The speaker extends their criticism to the entire Anthropic engineering culture, describing it as a "toxic cesspit" and "a cult." They attribute this to the CEO, Dario, whom they believe has a deep disdain for software developers. The speaker claims Dario left OpenAI because he disliked working under engineers (Sam Altman and Greg Brockman). This disdain, the speaker argues, trickles down, causing engineers at Anthropic to dislike their users, leading to the current problematic product and practices. The speaker asserts that engineers at Anthropic are seen as "pawns" who exist only to enable fundraising for researchers.
The speaker also highlights Anthropic's unreliable API billing services, mentioning an incident where T3 Chat's automatic re-billing failed, leading to users being unable to use Anthropic models and receiving erroneous billing error messages, despite Anthropic's own system failing to process payments.
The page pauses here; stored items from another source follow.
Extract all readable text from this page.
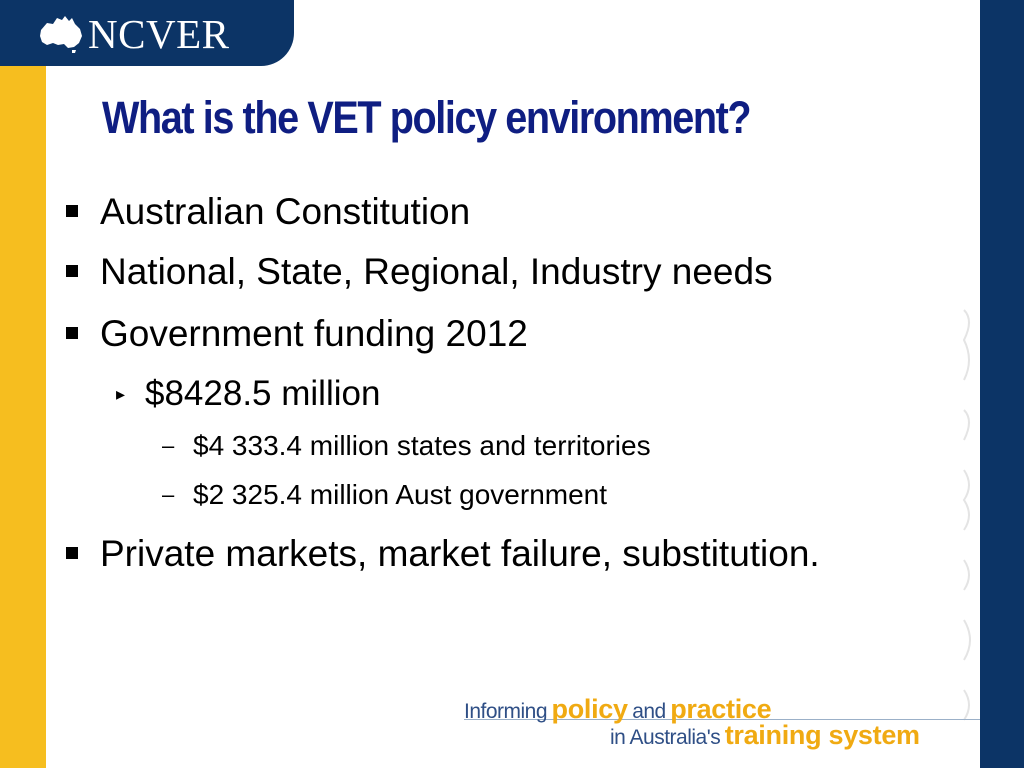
NCVER
What is the VET policy environment?
Australian Constitution
National, State, Regional, Industry needs
Government funding 2012
▸ $8428.5 million
– $4 333.4 million states and territories
– $2 325.4 million Aust government
Private markets, market failure, substitution.
Informing policy and practice
in Australia's training system
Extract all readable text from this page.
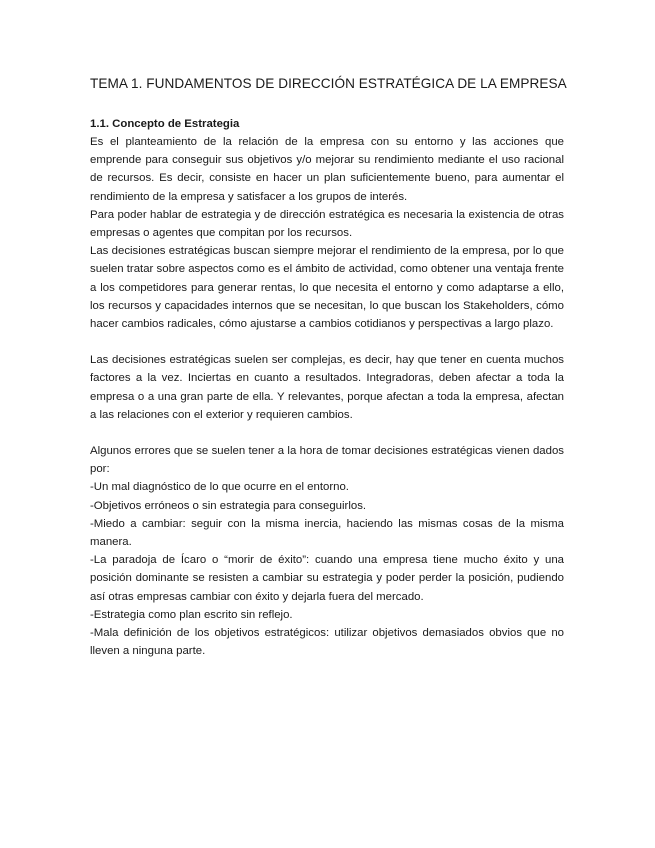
TEMA 1. FUNDAMENTOS DE DIRECCIÓN ESTRATÉGICA DE LA EMPRESA
1.1. Concepto de Estrategia

Es el planteamiento de la relación de la empresa con su entorno y las acciones que emprende para conseguir sus objetivos y/o mejorar su rendimiento mediante el uso racional de recursos. Es decir, consiste en hacer un plan suficientemente bueno, para aumentar el rendimiento de la empresa y satisfacer a los grupos de interés.

Para poder hablar de estrategia y de dirección estratégica es necesaria la existencia de otras empresas o agentes que compitan por los recursos.

Las decisiones estratégicas buscan siempre mejorar el rendimiento de la empresa, por lo que suelen tratar sobre aspectos como es el ámbito de actividad, como obtener una ventaja frente a los competidores para generar rentas, lo que necesita el entorno y como adaptarse a ello, los recursos y capacidades internos que se necesitan, lo que buscan los Stakeholders, cómo hacer cambios radicales, cómo ajustarse a cambios cotidianos y perspectivas a largo plazo.

Las decisiones estratégicas suelen ser complejas, es decir, hay que tener en cuenta muchos factores a la vez. Inciertas en cuanto a resultados. Integradoras, deben afectar a toda la empresa o a una gran parte de ella. Y relevantes, porque afectan a toda la empresa, afectan a las relaciones con el exterior y requieren cambios.

Algunos errores que se suelen tener a la hora de tomar decisiones estratégicas vienen dados por:

-Un mal diagnóstico de lo que ocurre en el entorno.

-Objetivos erróneos o sin estrategia para conseguirlos.

-Miedo a cambiar: seguir con la misma inercia, haciendo las mismas cosas de la misma manera.

-La paradoja de Ícaro o “morir de éxito”: cuando una empresa tiene mucho éxito y una posición dominante se resisten a cambiar su estrategia y poder perder la posición, pudiendo así otras empresas cambiar con éxito y dejarla fuera del mercado.

-Estrategia como plan escrito sin reflejo.

-Mala definición de los objetivos estratégicos: utilizar objetivos demasiados obvios que no lleven a ninguna parte.
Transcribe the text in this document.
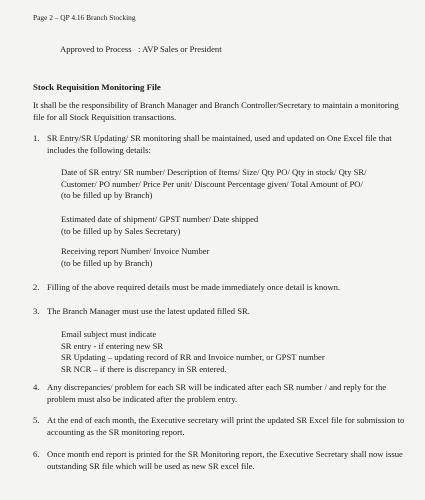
Page 2 – QP 4.16 Branch Stocking
Approved to Process   : AVP Sales or President
Stock Requisition Monitoring File
It shall be the responsibility of Branch Manager and Branch Controller/Secretary to maintain a monitoring file for all Stock Requisition transactions.
1. SR Entry/SR Updating/ SR monitoring shall be maintained, used and updated on One Excel file that includes the following details:
Date of SR entry/ SR number/ Description of Items/ Size/ Qty PO/ Qty in stock/ Qty SR/
Customer/ PO number/ Price Per unit/ Discount Percentage given/ Total Amount of PO/
(to be filled up by Branch)
Estimated date of shipment/ GPST number/ Date shipped
(to be filled up by Sales Secretary)
Receiving report Number/ Invoice Number
(to be filled up by Branch)
2. Filling of the above required details must be made immediately once detail is known.
3. The Branch Manager must use the latest updated filled SR.
Email subject must indicate
SR entry - if entering new SR
SR Updating – updating record of RR and Invoice number, or GPST number
SR NCR – if there is discrepancy in SR entered.
4. Any discrepancies/ problem for each SR will be indicated after each SR number / and reply for the problem must also be indicated after the problem entry.
5. At the end of each month, the Executive secretary will print the updated SR Excel file for submission to accounting as the SR monitoring report.
6. Once month end report is printed for the SR Monitoring report, the Executive Secretary shall now issue outstanding SR file which will be used as new SR excel file.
In conclusion, the speaker declares their reservation and attempts at being "nice" are over. They challenge Anthropic employees, particularly those working on Claude Code, to reflect on their choices, suggesting they are either knowingly participating in a "fucked up system" for financial gain or are "drinking the Kool-Aid." The speaker, who spends $40,000 a month on Anthropic services, contrasts this experience with OpenAI, where they spend less for better services, support, and a willingness to listen to feedback and fix issues. The speaker feels that Anthropic now actively ignores their feedback due to perceived animosity. They conclude with a direct and expletive-laden condemnation of Anthropic.